Log Parser

Supported pipeline types:
  • Data Collector

The Log Parser processor parses log data in a field based on the specified log format. Use the Log Parser to process log data within the pipeline. To read log data directly from an origin system, you can use an origin that processes the log data format, such as File Tail or Kafka Multitopic Consumer.

When you configure Log Parser, you define the field that contains the log line and the field to contain the parsed fields.

You also define the format of the log data to be read, the maximum line length, and the character set of the data. You can configure the processor to retain the original line of the log and to ignore control characters.

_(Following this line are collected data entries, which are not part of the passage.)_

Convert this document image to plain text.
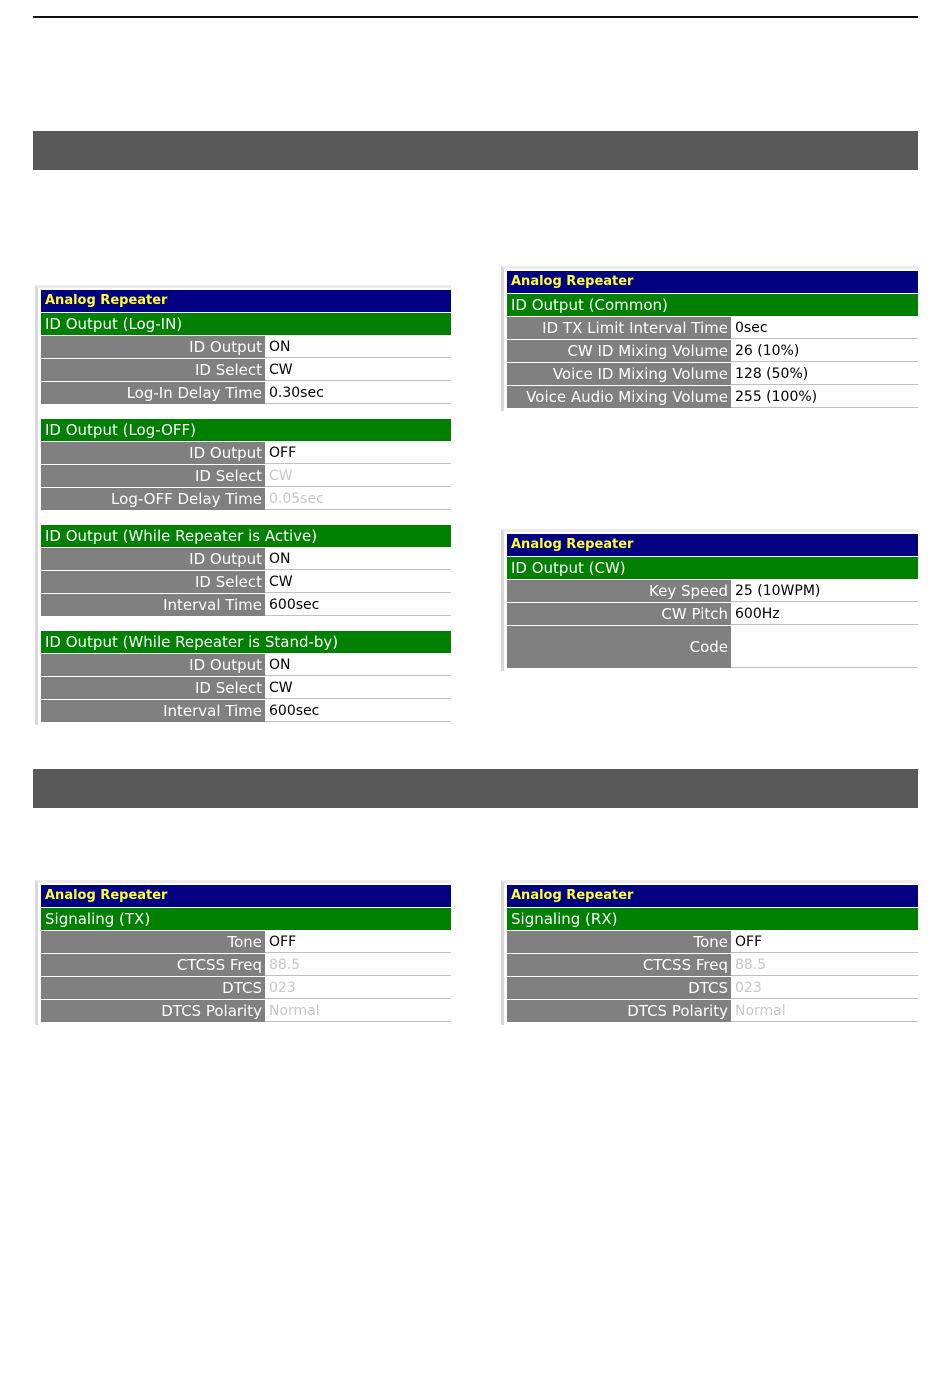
Analog Repeater
ID Output (Log-IN)
ID Output ON
ID Select CW
Log-In Delay Time 0.30sec
ID Output (Log-OFF)
ID Output OFF
ID Select CW
Log-OFF Delay Time 0.05sec
ID Output (While Repeater is Active)
ID Output ON
ID Select CW
Interval Time 600sec
ID Output (While Repeater is Stand-by)
ID Output ON
ID Select CW
Interval Time 600sec
Analog Repeater
ID Output (Common)
ID TX Limit Interval Time 0sec
CW ID Mixing Volume 26 (10%)
Voice ID Mixing Volume 128 (50%)
Voice Audio Mixing Volume 255 (100%)
Analog Repeater
ID Output (CW)
Key Speed 25 (10WPM)
CW Pitch 600Hz
Code
Analog Repeater
Signaling (TX)
Tone OFF
CTCSS Freq 88.5
DTCS 023
DTCS Polarity Normal
Analog Repeater
Signaling (RX)
Tone OFF
CTCSS Freq 88.5
DTCS 023
DTCS Polarity Normal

If the record contains fields in addition to the field to be parsed, those fields are passed through by default. Parsed fields are written to the specified location, overwriting any existing data.

Log Formats

When you use Log Parser to parse log data, you define the format of the log files to be read.

You can use the following log formats:

Common Log Format
A standardized text format used by web servers to generate log files. Also known as the NCSA (National Center for Supercomputing Applications) Common Log format.
Combined Log Format
A standardized text format based on the common log format that includes additional information. Also known as the Apache/NCSA Combined Log Format.
Apache Error Log Format
The standardized error log format generated by the Apache HTTP Server 2.2.
Apache Access Log Custom Format
A customizable access log generated by the Apache HTTP Server 2.2. Use the Apache HTTP Server version 2.2 syntax to define the format of the log file.
Regular Expression
Use a regular expression to define the structure of log data, and then assign the field or fields represented by each group.
Use any valid regular expression.
Grok Pattern
Use a grok pattern to define the structure of log data. You can use the grok patterns supported by the Data Collector. You can also define a custom grok pattern and then use it as part of the log format.
For more information about supported grok patterns, see Defining Grok Patterns.
log4j
A customizable format generated by the Apache Log4j 1.2 logging utility. You can use the default format or specify a custom format. Use the Apache Log4j version 1.2 syntax to define the format of the log file.

Configuring a Log Parser Processor

Configure a Log Parser to parse log data in a field.

  1. In the Properties panel, on the General tab, configure the following properties:
    General Property Description
    Name Stage name.
    Description Optional description.
    Required Fields Fields that must include data for the record to be passed into the stage.
    Tip: You might include fields that the stage uses.

    Records that do not include all required fields are processed based on the error handling configured for the pipeline.

    Preconditions Conditions that must evaluate to TRUE to allow a record to enter the stage for processing. Click Add to create additional preconditions.

    Records that do not meet all preconditions are processed based on the error handling configured for the stage.

    On Record Error Error record handling for the stage:
    • Discard - Discards the record.
    • Send to Error - Sends the record to the pipeline for error handling.
    • Stop Pipeline - Stops the pipeline. Not valid for cluster pipelines.
  2. On the Parse tab, configure the following properties:
    Log Parser Properties Description
    Field to Parse Field path that contains the log data to parse.
    New Parsed Field Field to act as the root field for the newly parsed fields.
  3. On the Data Format tab, configure the following properties:
    Data Format Properties Description
    Log Format Format of log data. Use one of the following formats:
    • Common Log Format
    • Combined Log Format
    • Apache Error Log Format
    • Apache Access Log Custom Format
    • Regular Expression
    • Grok Pattern
    • Log4j
    • Common Event Format (CEF)
    • Log Event Extended Format (LEEF)
    Max Line Length Maximum length of a log line. The processor truncates longer lines.

    This property can be limited by the Data Collector parser buffer size. For more information, see Maximum Record Size.

    Retain Original Line Determines how to treat the original log line. Select to include the original log line as a field in the resulting record.

    By default, the original line is discarded.

    Charset Character encoding of the data to be processed.
    Ignore Control Characters Removes all ASCII control characters except for the tab, line feed, and carriage return characters.
    • When you select Apache Access Log Custom Format, use Apache log format strings to define the Custom Log Format.
    • When you select Regular Expression, enter the regular expression that describes the log format, and then map the fields that you want to include to each regular expression group.
    • When you select Grok Pattern, you can define any custom grok patterns that you want to use in the Grok Pattern Definition field, and then enter the grok pattern log file description in the Grok Pattern field.

      For more information about supported grok patterns, see Defining Grok Patterns.

    • When you select Log4j, you can use log4j variables to define a custom log format.